13 February 2010

I'm a Crank


[Ed. note: This post was composed during the ridiculously long flight to California for my mom's 80th birthday. The author was obviously (a) bored and (b) utterly uninspired.]

This won't come as a surprise to The Pants &0150; well, to any of you, I suppose &0150; but I'm discovering (or rather, if we're going to be completely honest with ourselves here, "confirming,") that I'm a little bit of a misanthrope.

Right now I'm winging my way westward, headed for San Diego to celebrate my mom's 80th birthday, and I find myself in a pretty classic situation: I'm directly behind a screeching, howling two year old and his parents. No, seriously, he was peeking over the seat at me a moment ago, during a break in the screeching, howling festivities.

And I'm a little surprised at how little compassion I have for the parents of this toddler and, worse, how angry I am at the child for how ill-behaved he's being, when anyone with any brains is going to understand that a two-year old hasn't quite yet developed a sense of how his behavior affects the people around him.

If I had half the compassion I'd like to think I have, I'd be grateful that the parents jump to hush him every time he shrieks, or the mom's cradling him in her arms, bouncing him up and down the aisle, to lull him to sleep. I'd appreciate how she occasionally makes eye contact and offers a pained smile, as if to say, "Dude, so sorry."

And yet here I sit, tired, cranky, trying to write code for a looming deadline and I'm just pissed off at the world.

Frankly, I'm a bit of a dick.



I'm having one of those moments when I well and truly miss my camera. Just over 2¼ hours left in the flight, and I'm looking west at a pretty spectacular sunset; it's happening under the cloud cover in front of us, so the distant sky gradients from dark to light blue where it meets a gray layer of clouds, but breaks in the clouds are showing the most brilliant oranges bursting through.

I'm surely going to miss my camera the next few days.

Damn you, faceless apartment-robbers!



Not for nothing, but the battery on my work laptop is nothing short of amazing. I think the only thing that's going to kill it before I arrive in San Diego is if I decide to watch one of my movies on iTunes. Video seems to drain it very quickly.

I'm not likely, at this point, to watch a movie, since the only movies I've got on iTunes at present are Star Trek and Milk. I've seen Star Trek recently. Again.
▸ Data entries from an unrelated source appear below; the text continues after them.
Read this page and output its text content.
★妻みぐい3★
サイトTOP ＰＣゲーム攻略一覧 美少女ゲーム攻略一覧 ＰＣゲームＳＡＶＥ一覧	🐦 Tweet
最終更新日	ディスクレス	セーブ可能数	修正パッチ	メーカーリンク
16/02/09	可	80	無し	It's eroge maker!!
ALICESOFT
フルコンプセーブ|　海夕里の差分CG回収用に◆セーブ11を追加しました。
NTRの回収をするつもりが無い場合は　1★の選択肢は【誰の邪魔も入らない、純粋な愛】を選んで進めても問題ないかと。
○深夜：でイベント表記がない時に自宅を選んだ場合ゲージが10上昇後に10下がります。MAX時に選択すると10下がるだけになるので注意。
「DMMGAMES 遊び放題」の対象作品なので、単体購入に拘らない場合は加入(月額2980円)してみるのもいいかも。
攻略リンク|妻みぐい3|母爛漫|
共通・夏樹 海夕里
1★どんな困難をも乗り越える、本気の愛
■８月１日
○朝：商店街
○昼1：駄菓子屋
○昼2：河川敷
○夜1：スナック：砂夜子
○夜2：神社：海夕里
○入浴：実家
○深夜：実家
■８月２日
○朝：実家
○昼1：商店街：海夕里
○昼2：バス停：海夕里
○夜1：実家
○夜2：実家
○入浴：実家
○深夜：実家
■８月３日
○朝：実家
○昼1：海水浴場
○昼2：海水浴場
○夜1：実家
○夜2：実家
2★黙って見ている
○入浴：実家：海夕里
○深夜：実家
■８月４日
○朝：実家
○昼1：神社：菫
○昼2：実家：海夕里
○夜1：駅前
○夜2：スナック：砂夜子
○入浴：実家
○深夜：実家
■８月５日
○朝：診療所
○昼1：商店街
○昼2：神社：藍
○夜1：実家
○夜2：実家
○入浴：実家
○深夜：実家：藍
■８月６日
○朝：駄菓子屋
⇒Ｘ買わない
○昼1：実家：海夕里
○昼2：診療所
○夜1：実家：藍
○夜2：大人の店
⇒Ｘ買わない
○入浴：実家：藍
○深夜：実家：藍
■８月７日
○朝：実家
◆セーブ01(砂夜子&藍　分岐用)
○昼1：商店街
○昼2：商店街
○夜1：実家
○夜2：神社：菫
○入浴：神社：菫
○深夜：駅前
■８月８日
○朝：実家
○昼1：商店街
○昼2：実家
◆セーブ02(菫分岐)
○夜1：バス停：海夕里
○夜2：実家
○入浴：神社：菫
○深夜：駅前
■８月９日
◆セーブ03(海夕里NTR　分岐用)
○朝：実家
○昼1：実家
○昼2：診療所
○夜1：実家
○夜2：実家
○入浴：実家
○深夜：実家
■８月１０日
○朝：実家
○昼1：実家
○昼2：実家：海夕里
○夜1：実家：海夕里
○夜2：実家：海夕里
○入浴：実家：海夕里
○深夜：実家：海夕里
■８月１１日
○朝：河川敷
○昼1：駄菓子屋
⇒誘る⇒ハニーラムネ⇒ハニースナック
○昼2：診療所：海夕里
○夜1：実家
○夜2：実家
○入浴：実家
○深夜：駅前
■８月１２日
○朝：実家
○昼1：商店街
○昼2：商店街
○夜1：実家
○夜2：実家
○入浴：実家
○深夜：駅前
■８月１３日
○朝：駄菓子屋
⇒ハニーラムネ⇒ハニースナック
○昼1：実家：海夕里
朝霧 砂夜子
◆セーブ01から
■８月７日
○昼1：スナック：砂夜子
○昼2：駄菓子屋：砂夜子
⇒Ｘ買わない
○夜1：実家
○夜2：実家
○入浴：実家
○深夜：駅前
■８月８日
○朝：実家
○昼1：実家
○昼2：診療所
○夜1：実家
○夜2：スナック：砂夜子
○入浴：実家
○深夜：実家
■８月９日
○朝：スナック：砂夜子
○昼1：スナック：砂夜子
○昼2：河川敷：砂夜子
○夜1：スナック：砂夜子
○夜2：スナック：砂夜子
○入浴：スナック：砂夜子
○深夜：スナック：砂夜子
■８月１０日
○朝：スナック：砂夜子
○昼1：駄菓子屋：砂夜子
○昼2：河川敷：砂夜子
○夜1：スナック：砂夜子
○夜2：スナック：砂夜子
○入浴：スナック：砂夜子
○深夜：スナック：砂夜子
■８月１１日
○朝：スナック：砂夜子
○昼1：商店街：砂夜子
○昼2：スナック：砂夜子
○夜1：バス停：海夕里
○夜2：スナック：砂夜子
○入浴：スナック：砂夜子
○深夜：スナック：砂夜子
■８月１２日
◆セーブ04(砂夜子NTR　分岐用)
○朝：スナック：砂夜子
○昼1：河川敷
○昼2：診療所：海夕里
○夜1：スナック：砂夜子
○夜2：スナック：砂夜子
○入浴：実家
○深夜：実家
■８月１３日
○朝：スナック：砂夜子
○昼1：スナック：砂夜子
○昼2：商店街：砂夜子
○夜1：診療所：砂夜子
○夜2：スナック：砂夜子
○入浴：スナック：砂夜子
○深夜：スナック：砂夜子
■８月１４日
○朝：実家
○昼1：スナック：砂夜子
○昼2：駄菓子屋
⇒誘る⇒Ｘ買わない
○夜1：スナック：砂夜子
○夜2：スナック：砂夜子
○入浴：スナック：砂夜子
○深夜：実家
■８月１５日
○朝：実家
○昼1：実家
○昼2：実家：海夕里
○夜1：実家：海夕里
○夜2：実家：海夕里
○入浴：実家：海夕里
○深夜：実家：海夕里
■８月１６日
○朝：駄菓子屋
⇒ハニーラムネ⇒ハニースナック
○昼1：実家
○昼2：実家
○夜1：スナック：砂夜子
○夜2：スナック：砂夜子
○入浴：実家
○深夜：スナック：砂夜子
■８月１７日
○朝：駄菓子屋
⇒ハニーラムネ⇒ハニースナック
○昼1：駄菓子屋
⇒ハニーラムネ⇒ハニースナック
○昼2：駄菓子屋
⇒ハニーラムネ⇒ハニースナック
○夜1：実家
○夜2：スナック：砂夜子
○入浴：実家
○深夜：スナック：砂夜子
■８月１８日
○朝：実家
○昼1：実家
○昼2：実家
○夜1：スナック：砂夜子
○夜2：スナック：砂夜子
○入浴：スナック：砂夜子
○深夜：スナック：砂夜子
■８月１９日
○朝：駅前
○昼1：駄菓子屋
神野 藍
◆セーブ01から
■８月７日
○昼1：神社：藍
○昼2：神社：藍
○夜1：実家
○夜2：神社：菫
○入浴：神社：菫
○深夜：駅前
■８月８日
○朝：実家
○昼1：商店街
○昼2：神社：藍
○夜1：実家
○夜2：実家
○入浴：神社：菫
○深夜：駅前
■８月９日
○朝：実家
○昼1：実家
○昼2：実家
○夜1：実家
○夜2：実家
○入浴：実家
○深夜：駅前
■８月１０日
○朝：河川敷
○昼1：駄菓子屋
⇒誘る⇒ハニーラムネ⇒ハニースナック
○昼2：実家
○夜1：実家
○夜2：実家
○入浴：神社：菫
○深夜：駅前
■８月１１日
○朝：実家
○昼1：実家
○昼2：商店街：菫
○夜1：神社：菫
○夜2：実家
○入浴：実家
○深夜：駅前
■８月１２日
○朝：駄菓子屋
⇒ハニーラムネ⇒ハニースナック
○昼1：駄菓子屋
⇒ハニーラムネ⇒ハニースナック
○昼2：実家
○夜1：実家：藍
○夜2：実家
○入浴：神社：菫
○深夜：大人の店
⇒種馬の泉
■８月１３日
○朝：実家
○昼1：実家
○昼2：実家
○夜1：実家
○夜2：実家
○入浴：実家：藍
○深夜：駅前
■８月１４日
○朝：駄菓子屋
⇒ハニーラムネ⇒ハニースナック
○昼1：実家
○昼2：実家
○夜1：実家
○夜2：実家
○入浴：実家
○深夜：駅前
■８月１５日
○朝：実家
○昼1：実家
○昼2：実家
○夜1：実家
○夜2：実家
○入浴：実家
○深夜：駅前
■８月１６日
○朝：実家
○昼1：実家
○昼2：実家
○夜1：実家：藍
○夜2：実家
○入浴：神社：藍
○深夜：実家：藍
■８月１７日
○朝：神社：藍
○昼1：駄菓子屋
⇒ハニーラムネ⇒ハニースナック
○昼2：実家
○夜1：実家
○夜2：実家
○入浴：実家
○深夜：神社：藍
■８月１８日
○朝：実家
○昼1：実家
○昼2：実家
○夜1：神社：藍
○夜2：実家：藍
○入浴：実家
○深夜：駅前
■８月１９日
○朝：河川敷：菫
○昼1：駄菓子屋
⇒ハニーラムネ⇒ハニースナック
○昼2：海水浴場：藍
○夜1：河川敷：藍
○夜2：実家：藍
And really, watching Milk is likely leave me sobbing like a nitwit. Definitely a consummation devoutly to be dodged, with a ridiculously hot guy sitting in the aisle seat.

Just saying'.



Also not for nothing, but how is it, do you think, that the hot guy in the aisle seat is watching Sherlock Holmes on his iTunes? Has that been released for download already, or has this guy pirated it somehow? If so, he's stealing from my company. I wonder if I could insist the flight crew help me make a sky-citizen's arrest?

Just wondering.



And now he's watching Fantastic Mr. Fox. Cyber pirate, definitely.